そのため、個人で要件を満たすことが難しい場合は、他事務所との統合やM&Aが現実的な選択肢です。
この方法により、法人化の要件を満たすと同時に、組織規模の拡大や業務基盤の強化にもつながります。
特に、事業承継や後継者不足を背景としてM&Aを検討している事務所との連携は、双方にとって有効な解決策となります。
顧問先、人材、ノウハウなどを相互に活用することで、円滑な組織運営が実現可能です。
統合・M&Aを検討する際のポイントは、次のとおりです。
| ポイント | 内容 | 
|---|---|
| 要件 | 税理士法人は社員税理士2名以上の在籍が必要 | 
| 目的 | 法人化の実現、経営基盤の強化 | 
| 主なメリット | 組織規模の拡大、人材・顧問先・ノウハウの共有 | 
| 関連課題 | 後継者不足・事業承継への対応策となる | 
| 注意点 | 買い手は税理士に限られる(一般法人は不可) | 

このように、統合・M&Aは、法人化を進めるうえで戦略的な手段の1つです。
中長期的な成長や安定的な経営体制の構築を目指すうえでも、有効な選択肢となります。
まとめ|税理士事務所と税理士法人の違いを整理
税理士法人は、法人格を有することにより、組織の継続性や信頼性が高まり、人材採用や経営の安定にもつながります。

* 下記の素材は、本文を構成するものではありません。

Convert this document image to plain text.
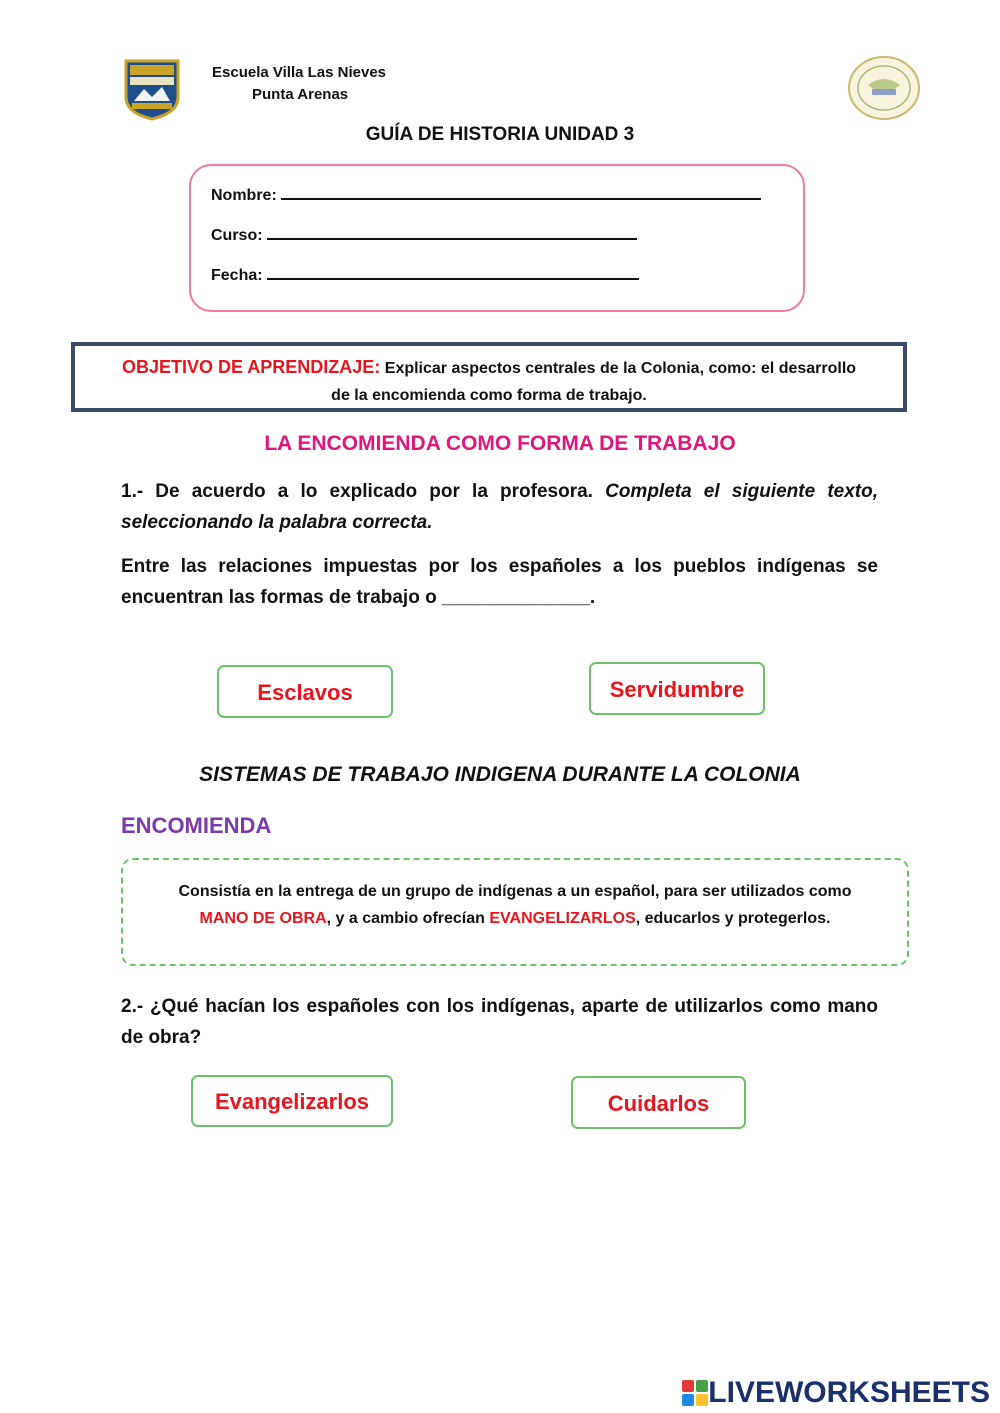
Escuela Villa Las Nieves
Punta Arenas
GUÍA DE HISTORIA UNIDAD 3
Nombre:
Curso:
Fecha:
OBJETIVO DE APRENDIZAJE: Explicar aspectos centrales de la Colonia, como: el desarrollo
de la encomienda como forma de trabajo.
LA ENCOMIENDA COMO FORMA DE TRABAJO
1.- De acuerdo a lo explicado por la profesora. Completa el siguiente texto, seleccionando la palabra correcta.
Entre las relaciones impuestas por los españoles a los pueblos indígenas se encuentran las formas de trabajo o ______________.
Esclavos	Servidumbre
SISTEMAS DE TRABAJO INDIGENA DURANTE LA COLONIA
ENCOMIENDA
Consistía en la entrega de un grupo de indígenas a un español, para ser utilizados como
MANO DE OBRA, y a cambio ofrecían EVANGELIZARLOS, educarlos y protegerlos.
2.- ¿Qué hacían los españoles con los indígenas, aparte de utilizarlos como mano de obra?
Evangelizarlos	Cuidarlos
LIVEWORKSHEETS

ただし、設立には社員税理士2名以上が必要であり、責任や手続き上の負担が増加する点には注意が必要です。
個人事務所として柔軟に運営を継続する選択も含め、経営方針や将来のビジョンに応じて、自らにとって最適な形を選択することが重要です。
判断のポイント

将来の方向性に合わせて、統合・M&Aなども含めた選択肢を視野に入れながら、最適な形を冷静に判断しましょう。